Looking again up stream I could see a few flies, but all rode the surface undisturbed, so I waded back to my grassy seat. I wondered if another trout might rise as the light gradually faded. Darkness comes quickly there, between the steep wall of the mountain on the west side and the heavy canopy of the old trees along my eastern bank. While I waited I exchanged the successful sulfur comparadun for a bright orange parachute, its Antron wing more visible in the failing light. In that last quarter hour the sulfurs were heavy, dancing on the water and in the air, and the quiet was finally broken by a slashing rise in a frothy black hole near the western bank.

I rose and worked upstream, more urgent now as the darkness made ready to take full possession of the river. Depth had left me with a longer cast, quartered upstream and across, and I strained to follow the little parachute fly as it bounced on the surface. Three casts untouched, and finally another slash for a moving mayfly gave me the trout’s position, my fourth cast bringing a solid rise and a powerful fish boring down into the heaviest flow. He went downstream when I managed to lift his head from the boulders in the crevice of the run, taking fly line and then backing as he sought the last glow in the sky.
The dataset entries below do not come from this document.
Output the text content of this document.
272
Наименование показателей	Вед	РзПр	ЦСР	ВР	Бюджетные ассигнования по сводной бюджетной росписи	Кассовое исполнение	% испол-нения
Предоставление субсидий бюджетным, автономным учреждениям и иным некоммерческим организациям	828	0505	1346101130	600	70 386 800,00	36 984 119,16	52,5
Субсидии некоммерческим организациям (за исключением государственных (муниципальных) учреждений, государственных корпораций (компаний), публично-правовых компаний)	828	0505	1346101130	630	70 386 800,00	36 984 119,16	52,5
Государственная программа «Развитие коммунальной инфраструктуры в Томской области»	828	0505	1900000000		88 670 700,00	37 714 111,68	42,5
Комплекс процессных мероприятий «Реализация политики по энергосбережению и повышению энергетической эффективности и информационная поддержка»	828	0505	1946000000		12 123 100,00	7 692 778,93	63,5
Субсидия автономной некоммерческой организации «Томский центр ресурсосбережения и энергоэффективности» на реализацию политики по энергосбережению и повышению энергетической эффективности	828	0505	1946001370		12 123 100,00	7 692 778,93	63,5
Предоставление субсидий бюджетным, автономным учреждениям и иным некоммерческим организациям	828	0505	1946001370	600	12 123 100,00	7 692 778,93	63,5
I worked the rod, keeping him off balance and slowly regaining line. He bored once again for the run, but the pull had been working on him and he didn’t quite make it to those leader fouling rocks this time. Twins as the tape revealed, a pair of twenty inch bronze warriors, one in a glassy glide at the beginning of the hatch, and one slashing the froth at its end. I smiled in the darkness as the chill of nightfall made me shiver.